Konsumsi Daging Sapi Orang Amerika Turun Hampir 20 Persen

Konsumsi Daging Sapi Orang Amerika Turun Hampir 20 Persen

Odilia Winneke Setiawati - detikFood
Jumat, 24 Mar 2017 06:35 WIB
Foto: iStock
Jakarta - Seperti diprediksi ahli pangan, daging sapi makin tak populer di masa depan. Terbukti konsumsi daging sapi Amerika terus turun.

Produksi daging sapi yang memakan banyak energi dan sumber daya lingkungan membuat daging sapi makin tak populer. Dalam satu dekade ini dibuktikan dari konsumsi daging sapi di Amerika.

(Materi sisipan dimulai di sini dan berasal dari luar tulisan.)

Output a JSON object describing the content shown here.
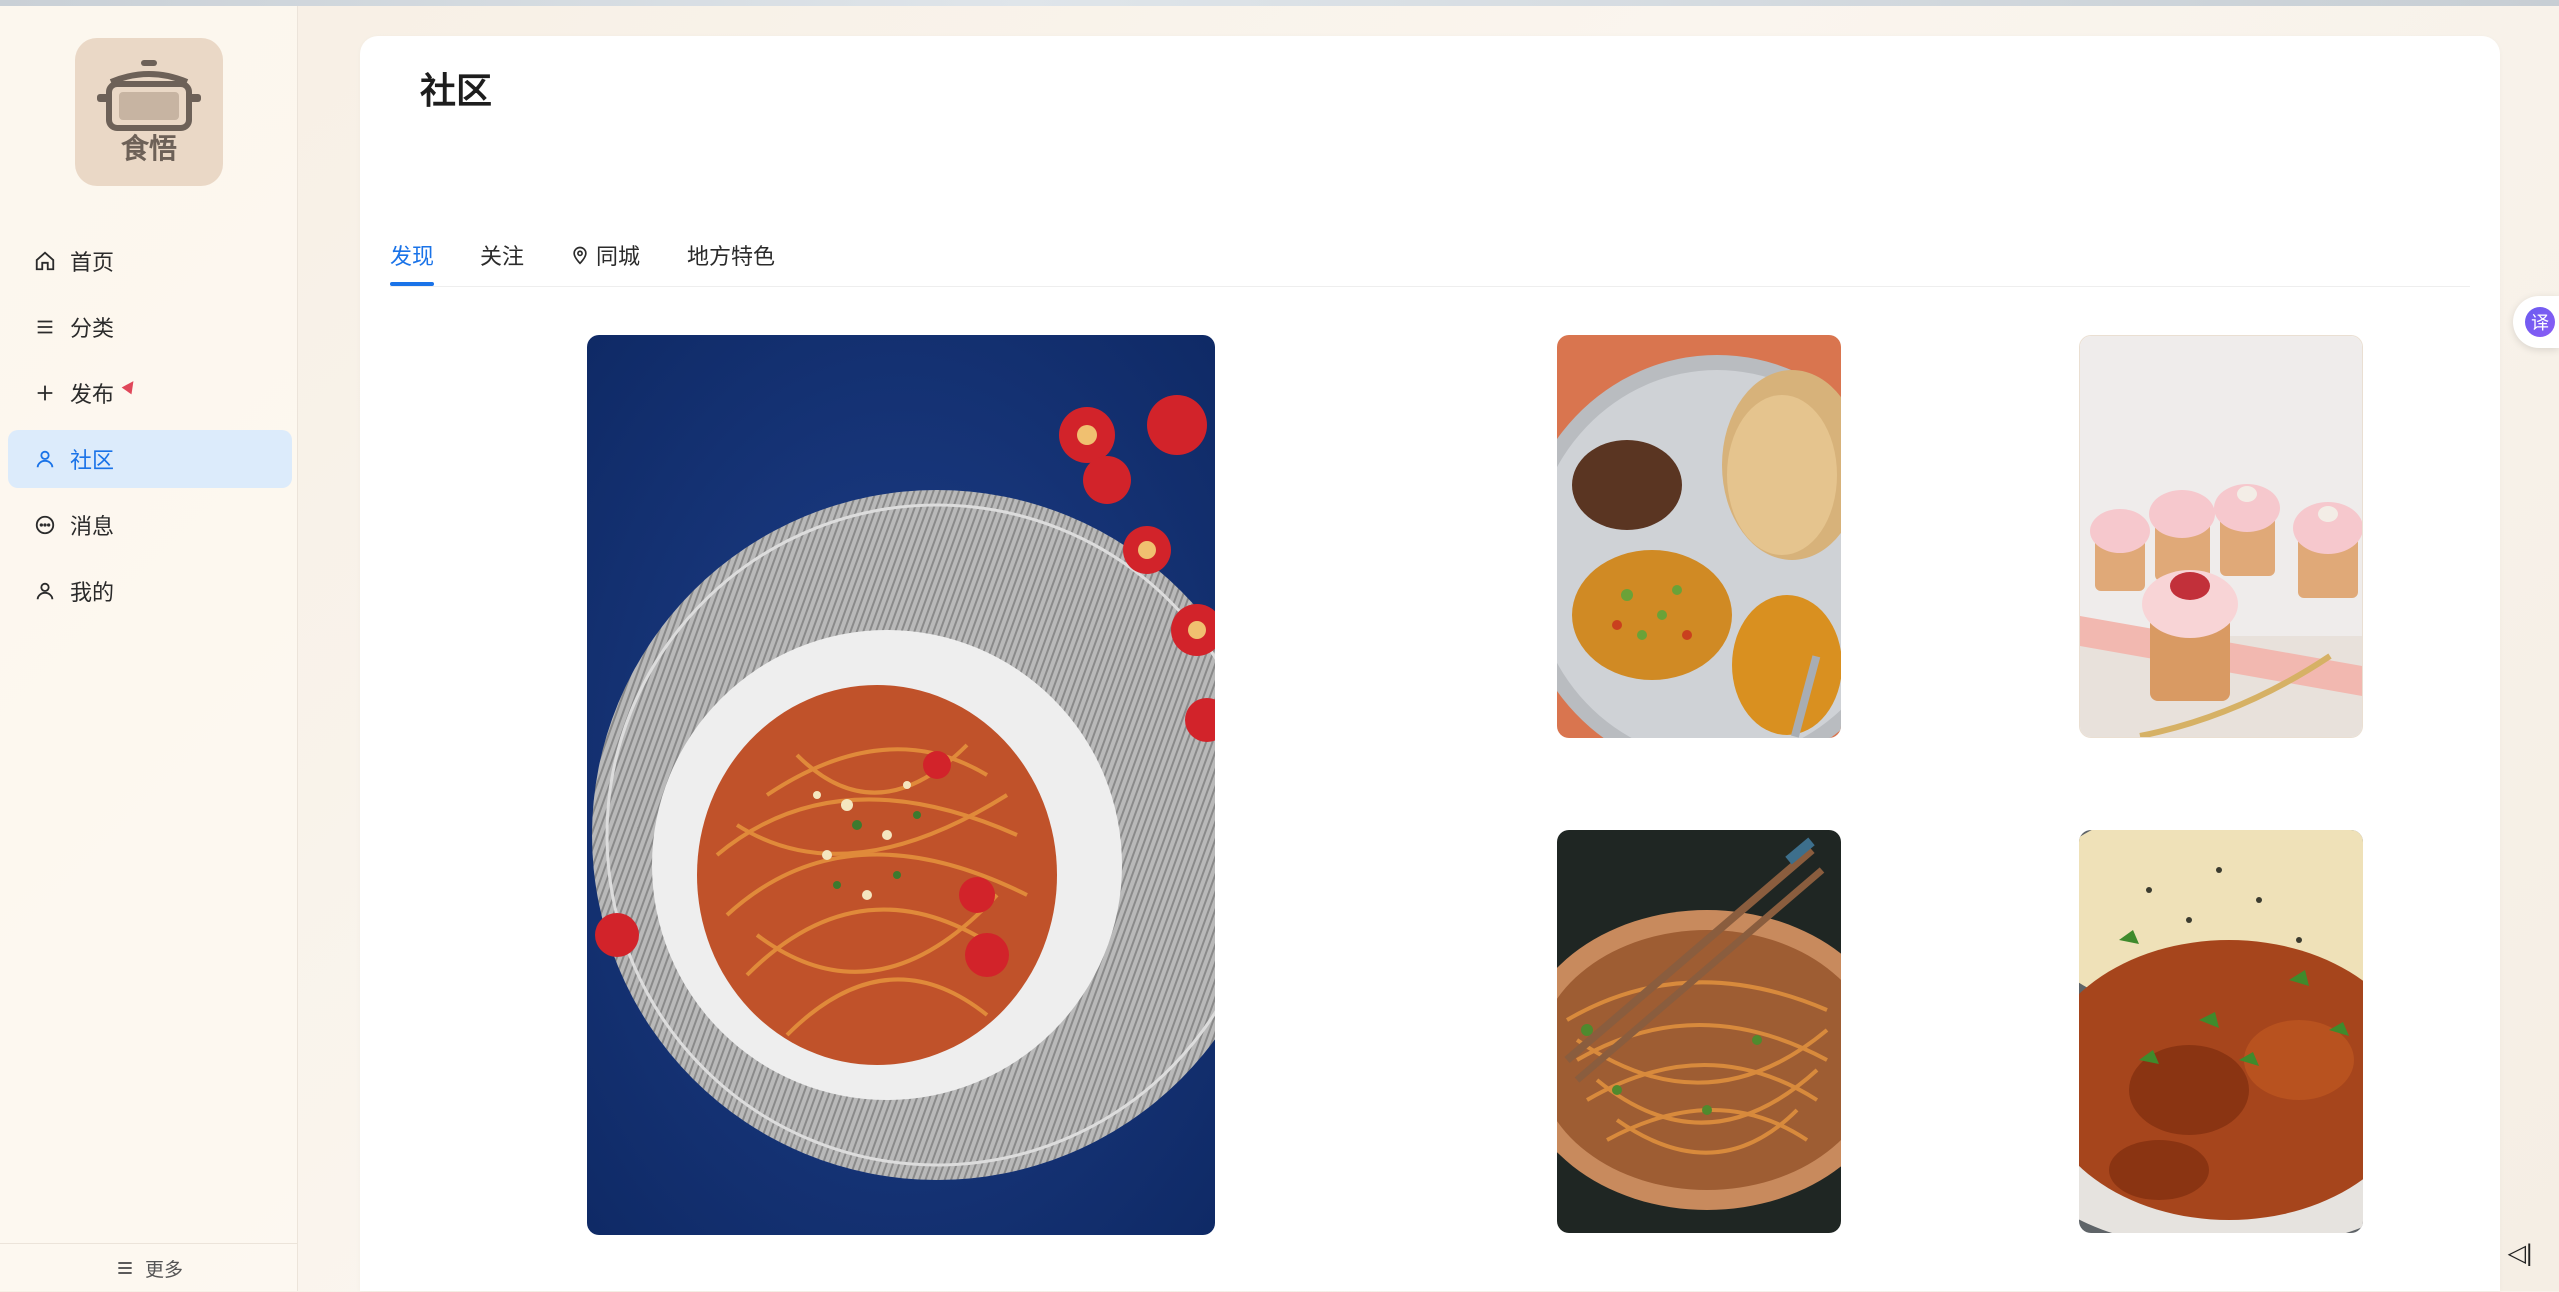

Konsumsi Daging Sapi Orang Amerika Turun Hampir 20 PersenFoto: iStock

Menurut studi yang dipublikasikan Natural Resources Defense Council (NRDC) pada Rabu (22/3), konsumsi daging sapi Amerika turun hingga 19% anatra tahun 2005-2014. Pada periode itu orang Amerika juga berhenti makan daging babi, ayam, kerang dan susu. Meskipun jumlahnya tak sebesar daging sapi.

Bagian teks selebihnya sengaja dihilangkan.